The fiber system is the only network that links Malawi to the East African Submarine Cable System (EASSY), through Tanzania in East Africa and Mozambique in Southern Africa.
The company said it is seeking a suitable joint-venture partner to enable it to effectively utilize the capacity of the current network and develop a commercially successful fiber-optic system for the country.
As in many other countries in Africa, the Malawian government and its partners in the company have failed to provide enough funds to effectively run the company in order to meet the growing demand for broadband services. Malawi's internet sector is reasonably competitive with at least 22 licensed ISPs, compared to just two mobile phone operators currently operating in the country.

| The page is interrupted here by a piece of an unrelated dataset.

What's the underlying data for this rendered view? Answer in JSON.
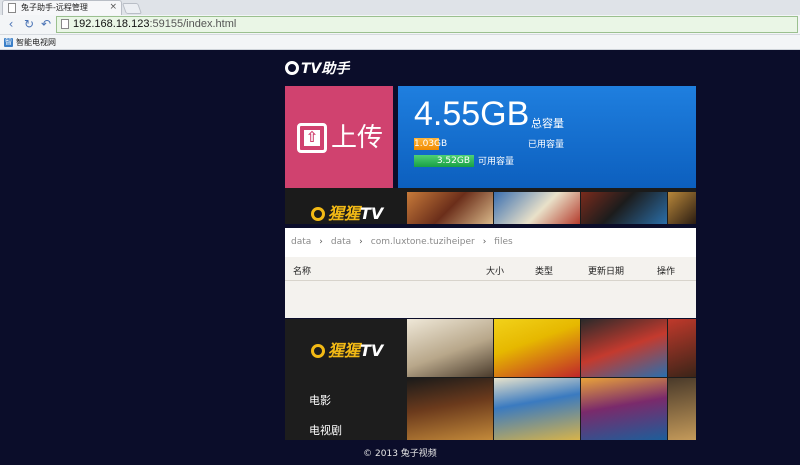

However, the high cost of bandwidth has held back further growth in the Internet sector and has kept broadband access prices among the highest in the region.
Malawi Telecommunications CEO Harry Gombachika said the company wants to involve partners to offer services to other telecom players as a "carrier of carriers" and fuel ICT development in the country.
Gombachika said a special purpose vehicle (SPV) will be established so the government can operate at arms length from Malawi Telecommunications and the partners. He said in an advertisement in the national newspapers that the SPV will be a separate entity from Malawi Telecommunications and the partners.
Gombachika said Malawi Telecommunications and other operators will have shares of equity in the SPV, to be determined through a process of negotiations after establishing the value of the entity.
"The growth potential of the telecom sector remains strong as consumers continue migrating from fixed telephony to mobile telephony using alternative communication solutions such as messaging, e-mails and social media due to the widespread diffusion of smartphones and tablets," Gombachika said.